7. RESVERATROL. Resveratrol is the powerful antioxidant that is found in grapes and red wine. Therefore, just like red wine, it has amazing anti-aging properties and is long believed to help fight cancer and heat disease. Take one capsule per day and soak up those antioxidants.
8. GREEN VIBRANCE & SUPERFOODS. One of my personal favorite vitamins that I take each day is called Green Vibrance by Vibrant Health. Each capsule is filled with organic greends, freee-dried grass juices, and concentrated super foods. I love it because when I’m having a day where I’m constantly on the go (a.k.a living off of coffee and snacks I can easily bring in my car), this supplement has a lot of the nutrients and vitamins I would get if I had the time to sit down and eat a big leafy green salad. It certainly does not replace real fruit and veggies, which should be a staple in your daily diet. But it’s packed with a lot of good stuff. You can also buy it in powder form to add to your smoothies.

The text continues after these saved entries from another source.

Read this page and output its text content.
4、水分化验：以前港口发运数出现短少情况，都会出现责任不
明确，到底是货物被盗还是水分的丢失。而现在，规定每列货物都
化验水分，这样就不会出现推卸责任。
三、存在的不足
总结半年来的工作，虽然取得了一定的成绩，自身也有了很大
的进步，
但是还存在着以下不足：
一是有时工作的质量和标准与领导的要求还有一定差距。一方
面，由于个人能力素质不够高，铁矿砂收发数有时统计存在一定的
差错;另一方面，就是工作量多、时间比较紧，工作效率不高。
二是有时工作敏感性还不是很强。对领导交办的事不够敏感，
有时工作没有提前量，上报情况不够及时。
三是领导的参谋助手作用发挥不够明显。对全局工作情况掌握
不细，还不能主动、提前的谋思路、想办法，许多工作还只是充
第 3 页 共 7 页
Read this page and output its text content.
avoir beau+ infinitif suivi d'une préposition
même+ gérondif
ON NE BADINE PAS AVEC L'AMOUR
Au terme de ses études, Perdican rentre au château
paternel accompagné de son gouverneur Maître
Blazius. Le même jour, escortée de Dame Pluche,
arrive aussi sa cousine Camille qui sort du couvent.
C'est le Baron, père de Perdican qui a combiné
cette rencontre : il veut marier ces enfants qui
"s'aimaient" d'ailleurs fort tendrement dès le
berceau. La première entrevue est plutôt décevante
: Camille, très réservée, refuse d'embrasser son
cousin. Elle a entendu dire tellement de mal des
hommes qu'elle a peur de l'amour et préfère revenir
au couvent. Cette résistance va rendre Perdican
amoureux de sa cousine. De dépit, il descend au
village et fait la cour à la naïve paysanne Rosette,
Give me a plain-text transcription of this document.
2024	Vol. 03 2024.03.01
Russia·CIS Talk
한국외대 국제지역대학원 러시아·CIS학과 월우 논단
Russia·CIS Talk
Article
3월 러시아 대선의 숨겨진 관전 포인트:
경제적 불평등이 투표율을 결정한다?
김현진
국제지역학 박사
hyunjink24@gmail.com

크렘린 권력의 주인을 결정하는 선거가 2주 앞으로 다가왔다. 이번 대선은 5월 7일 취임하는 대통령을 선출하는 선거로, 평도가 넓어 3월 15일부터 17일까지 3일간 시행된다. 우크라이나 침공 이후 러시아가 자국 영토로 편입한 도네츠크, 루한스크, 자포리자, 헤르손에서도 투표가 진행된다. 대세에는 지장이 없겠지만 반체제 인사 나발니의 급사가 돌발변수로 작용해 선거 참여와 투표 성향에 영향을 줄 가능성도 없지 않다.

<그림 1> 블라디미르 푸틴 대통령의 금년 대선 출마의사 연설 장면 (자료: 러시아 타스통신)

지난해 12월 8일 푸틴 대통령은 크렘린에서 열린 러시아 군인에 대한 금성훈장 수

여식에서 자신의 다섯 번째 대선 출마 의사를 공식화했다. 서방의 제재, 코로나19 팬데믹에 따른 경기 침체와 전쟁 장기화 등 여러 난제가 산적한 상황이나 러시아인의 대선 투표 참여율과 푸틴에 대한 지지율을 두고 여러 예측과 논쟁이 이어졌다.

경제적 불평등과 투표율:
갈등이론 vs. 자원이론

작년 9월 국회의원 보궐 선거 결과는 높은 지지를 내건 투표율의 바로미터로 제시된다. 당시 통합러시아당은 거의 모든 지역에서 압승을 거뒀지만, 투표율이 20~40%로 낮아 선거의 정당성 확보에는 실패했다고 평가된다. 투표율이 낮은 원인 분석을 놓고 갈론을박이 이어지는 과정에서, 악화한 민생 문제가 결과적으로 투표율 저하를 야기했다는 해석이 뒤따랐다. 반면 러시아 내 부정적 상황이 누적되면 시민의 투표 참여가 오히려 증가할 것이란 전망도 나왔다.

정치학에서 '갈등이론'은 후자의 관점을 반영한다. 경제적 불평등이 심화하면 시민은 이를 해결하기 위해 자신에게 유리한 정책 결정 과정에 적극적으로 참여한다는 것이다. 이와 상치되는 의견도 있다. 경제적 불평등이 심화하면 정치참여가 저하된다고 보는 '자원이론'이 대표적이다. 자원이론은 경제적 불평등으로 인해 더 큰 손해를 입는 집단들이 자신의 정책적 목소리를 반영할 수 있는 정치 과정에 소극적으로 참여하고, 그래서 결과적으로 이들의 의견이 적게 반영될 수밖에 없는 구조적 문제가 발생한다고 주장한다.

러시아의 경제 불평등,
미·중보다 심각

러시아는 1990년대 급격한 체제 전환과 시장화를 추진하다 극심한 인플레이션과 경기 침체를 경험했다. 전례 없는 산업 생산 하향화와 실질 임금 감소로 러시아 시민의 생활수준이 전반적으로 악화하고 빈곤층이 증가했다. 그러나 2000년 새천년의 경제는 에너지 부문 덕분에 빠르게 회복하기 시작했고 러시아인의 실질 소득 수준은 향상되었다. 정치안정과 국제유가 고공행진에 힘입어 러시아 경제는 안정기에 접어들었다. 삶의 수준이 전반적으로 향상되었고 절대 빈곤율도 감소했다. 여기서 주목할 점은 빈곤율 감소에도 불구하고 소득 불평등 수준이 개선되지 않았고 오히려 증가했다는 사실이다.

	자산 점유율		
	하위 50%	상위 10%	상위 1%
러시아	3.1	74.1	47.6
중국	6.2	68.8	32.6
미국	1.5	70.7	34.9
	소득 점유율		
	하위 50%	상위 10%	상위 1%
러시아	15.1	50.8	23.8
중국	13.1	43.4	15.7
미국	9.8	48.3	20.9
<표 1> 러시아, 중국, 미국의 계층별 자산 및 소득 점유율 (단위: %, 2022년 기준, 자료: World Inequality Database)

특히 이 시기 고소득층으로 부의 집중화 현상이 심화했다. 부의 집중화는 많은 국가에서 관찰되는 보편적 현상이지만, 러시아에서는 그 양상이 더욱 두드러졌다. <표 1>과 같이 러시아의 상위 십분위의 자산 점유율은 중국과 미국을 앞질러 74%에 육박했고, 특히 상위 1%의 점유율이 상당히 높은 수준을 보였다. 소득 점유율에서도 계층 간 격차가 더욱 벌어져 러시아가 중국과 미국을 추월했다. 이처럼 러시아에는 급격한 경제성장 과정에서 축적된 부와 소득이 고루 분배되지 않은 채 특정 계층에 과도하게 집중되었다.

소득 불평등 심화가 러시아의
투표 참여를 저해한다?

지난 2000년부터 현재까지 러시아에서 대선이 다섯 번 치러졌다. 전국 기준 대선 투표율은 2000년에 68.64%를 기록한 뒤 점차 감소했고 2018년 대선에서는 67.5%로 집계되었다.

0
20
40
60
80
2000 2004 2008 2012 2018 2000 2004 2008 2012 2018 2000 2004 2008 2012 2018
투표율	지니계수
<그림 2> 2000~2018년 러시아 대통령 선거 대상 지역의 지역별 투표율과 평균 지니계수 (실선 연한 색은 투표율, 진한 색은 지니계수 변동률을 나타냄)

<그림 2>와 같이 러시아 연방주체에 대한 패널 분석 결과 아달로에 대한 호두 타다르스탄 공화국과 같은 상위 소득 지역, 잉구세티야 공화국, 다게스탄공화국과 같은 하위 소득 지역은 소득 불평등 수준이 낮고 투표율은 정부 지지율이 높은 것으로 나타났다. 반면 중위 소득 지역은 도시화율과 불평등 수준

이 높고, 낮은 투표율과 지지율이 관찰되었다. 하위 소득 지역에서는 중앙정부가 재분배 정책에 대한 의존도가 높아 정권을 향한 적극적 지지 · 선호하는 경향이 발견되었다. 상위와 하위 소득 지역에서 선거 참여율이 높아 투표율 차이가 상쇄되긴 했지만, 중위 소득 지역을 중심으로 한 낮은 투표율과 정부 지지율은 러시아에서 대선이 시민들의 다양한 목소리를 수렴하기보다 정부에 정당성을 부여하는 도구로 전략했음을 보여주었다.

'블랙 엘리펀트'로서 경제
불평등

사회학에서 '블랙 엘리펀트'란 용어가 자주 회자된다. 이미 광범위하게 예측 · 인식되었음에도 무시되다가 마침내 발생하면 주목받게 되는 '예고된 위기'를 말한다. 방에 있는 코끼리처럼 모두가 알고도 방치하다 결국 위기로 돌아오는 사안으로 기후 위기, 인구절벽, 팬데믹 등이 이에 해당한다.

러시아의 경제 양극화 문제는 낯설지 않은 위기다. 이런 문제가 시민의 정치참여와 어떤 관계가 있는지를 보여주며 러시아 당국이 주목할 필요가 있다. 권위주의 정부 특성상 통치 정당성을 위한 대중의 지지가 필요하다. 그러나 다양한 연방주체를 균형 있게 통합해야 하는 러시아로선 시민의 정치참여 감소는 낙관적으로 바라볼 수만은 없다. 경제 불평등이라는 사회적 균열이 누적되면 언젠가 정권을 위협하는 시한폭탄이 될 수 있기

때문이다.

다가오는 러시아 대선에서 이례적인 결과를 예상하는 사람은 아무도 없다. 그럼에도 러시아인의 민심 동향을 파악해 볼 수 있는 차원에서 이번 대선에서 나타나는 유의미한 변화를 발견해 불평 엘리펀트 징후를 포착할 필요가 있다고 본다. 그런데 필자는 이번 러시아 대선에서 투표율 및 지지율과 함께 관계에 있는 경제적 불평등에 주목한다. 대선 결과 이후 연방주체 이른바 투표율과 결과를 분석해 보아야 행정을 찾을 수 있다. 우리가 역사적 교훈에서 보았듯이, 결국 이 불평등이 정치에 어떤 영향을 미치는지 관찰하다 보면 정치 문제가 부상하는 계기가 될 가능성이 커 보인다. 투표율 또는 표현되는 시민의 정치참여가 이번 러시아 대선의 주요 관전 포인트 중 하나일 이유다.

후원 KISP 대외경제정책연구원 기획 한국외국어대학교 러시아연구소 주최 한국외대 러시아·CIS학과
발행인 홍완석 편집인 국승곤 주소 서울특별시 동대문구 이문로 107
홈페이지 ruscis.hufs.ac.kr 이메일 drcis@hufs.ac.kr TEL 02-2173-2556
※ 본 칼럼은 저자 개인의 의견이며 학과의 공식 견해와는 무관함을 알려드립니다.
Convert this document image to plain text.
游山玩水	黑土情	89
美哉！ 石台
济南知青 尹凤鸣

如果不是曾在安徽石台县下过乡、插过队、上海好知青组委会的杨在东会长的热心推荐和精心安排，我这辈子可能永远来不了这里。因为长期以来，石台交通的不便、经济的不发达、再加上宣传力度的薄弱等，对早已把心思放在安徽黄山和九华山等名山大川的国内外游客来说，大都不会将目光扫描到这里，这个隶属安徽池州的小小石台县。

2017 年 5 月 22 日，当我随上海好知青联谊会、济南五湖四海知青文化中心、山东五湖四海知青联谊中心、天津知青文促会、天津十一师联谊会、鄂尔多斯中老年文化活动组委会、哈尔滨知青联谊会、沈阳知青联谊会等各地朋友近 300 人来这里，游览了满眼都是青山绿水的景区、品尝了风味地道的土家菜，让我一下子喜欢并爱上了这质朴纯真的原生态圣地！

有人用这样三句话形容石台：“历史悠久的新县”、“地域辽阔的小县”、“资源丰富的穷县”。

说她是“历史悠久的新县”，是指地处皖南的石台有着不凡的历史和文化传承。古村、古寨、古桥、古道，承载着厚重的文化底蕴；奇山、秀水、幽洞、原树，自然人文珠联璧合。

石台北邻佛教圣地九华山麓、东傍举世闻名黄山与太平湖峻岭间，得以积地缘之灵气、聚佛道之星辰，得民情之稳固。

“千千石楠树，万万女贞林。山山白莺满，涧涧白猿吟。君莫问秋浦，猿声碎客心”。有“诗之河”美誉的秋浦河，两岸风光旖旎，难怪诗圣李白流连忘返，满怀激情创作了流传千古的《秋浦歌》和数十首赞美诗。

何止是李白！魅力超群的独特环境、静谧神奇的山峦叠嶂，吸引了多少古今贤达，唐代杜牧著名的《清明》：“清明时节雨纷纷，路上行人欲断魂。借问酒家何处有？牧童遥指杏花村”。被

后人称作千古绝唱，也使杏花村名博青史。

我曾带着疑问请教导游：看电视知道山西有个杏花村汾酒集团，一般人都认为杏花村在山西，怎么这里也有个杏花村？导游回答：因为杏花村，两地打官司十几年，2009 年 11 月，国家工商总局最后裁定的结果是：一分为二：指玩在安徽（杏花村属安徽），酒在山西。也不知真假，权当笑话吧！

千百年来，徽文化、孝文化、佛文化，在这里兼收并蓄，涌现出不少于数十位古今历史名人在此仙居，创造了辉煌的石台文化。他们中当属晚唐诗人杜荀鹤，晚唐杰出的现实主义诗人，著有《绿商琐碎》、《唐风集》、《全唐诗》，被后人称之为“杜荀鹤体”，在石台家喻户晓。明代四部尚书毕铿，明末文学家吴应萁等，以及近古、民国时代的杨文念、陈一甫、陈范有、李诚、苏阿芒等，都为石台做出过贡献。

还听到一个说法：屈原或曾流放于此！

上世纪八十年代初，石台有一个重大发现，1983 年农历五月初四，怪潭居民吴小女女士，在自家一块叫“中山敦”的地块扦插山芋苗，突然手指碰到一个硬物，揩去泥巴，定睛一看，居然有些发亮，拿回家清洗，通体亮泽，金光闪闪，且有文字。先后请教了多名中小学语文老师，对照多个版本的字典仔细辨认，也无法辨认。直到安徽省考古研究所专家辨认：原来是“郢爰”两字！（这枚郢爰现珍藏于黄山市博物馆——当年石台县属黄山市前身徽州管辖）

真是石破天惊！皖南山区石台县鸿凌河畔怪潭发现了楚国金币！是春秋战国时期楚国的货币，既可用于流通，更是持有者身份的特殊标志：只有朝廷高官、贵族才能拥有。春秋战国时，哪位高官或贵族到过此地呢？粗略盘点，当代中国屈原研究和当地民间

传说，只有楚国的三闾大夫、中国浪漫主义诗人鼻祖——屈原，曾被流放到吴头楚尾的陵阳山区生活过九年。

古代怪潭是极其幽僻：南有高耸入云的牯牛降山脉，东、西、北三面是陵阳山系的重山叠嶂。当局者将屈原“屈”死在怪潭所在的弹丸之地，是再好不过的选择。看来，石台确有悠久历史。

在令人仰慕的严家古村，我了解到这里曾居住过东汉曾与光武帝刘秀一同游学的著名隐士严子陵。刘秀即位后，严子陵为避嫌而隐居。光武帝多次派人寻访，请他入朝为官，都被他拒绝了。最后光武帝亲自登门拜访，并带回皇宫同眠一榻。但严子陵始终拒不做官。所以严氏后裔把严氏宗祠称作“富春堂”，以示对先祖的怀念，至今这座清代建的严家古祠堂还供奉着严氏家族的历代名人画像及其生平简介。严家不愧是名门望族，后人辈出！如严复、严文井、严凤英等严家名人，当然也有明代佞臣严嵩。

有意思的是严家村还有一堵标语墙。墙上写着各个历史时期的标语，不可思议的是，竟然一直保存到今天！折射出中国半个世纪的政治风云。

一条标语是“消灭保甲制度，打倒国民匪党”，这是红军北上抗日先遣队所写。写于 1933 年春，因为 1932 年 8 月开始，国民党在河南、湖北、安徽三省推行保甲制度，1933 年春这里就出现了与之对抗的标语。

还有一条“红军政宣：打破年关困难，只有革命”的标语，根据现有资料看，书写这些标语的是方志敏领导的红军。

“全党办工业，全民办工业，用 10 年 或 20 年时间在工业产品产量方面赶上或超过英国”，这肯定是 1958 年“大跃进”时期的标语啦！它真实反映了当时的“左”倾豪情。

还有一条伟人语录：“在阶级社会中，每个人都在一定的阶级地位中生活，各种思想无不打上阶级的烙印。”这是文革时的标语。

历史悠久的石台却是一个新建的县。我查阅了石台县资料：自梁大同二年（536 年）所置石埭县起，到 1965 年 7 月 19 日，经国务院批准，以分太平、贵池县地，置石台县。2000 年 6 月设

9. CALCIUM-MAGNESIUM. Calcium is one of the most important supplements young women can take to strengthen muscles, bones, and teeth. And, studies show that when it’s taken as a combined calcium-magnesium supplement, it allows both vitamins to absorb better into your system. Just remember to take this supplement separate from your other vitamins and on a empty stomach- otherwise it can interfere with the absorption of your other nutrients. The recommended dosage is 1000 milligrams of calcium and 400-600 milligrams of magnesium.
10. PROBIOTIC. Taking a great probiotic supplement is an amazing way to maintain intestinal functions and keep your gut and stomach healthy. Probiotics are live organisms that are considered “good” bacteria, or bacteria that strengthen the immune system and help us to digest food. My favorite probiotic is Dr. Ohhira’s Probiotics Original Formula. Just like calcium-magnesium, make sure to take this supplement on an empty stomach as well.
As with all things in life, take these suggestions in moderation. Just as there are side effects for eating too much of anything, there are side effects of taking too many vitamins. Do what feels right for your body and contact a nutritionist or a trusted doctor to help you come up with a routine that works for you.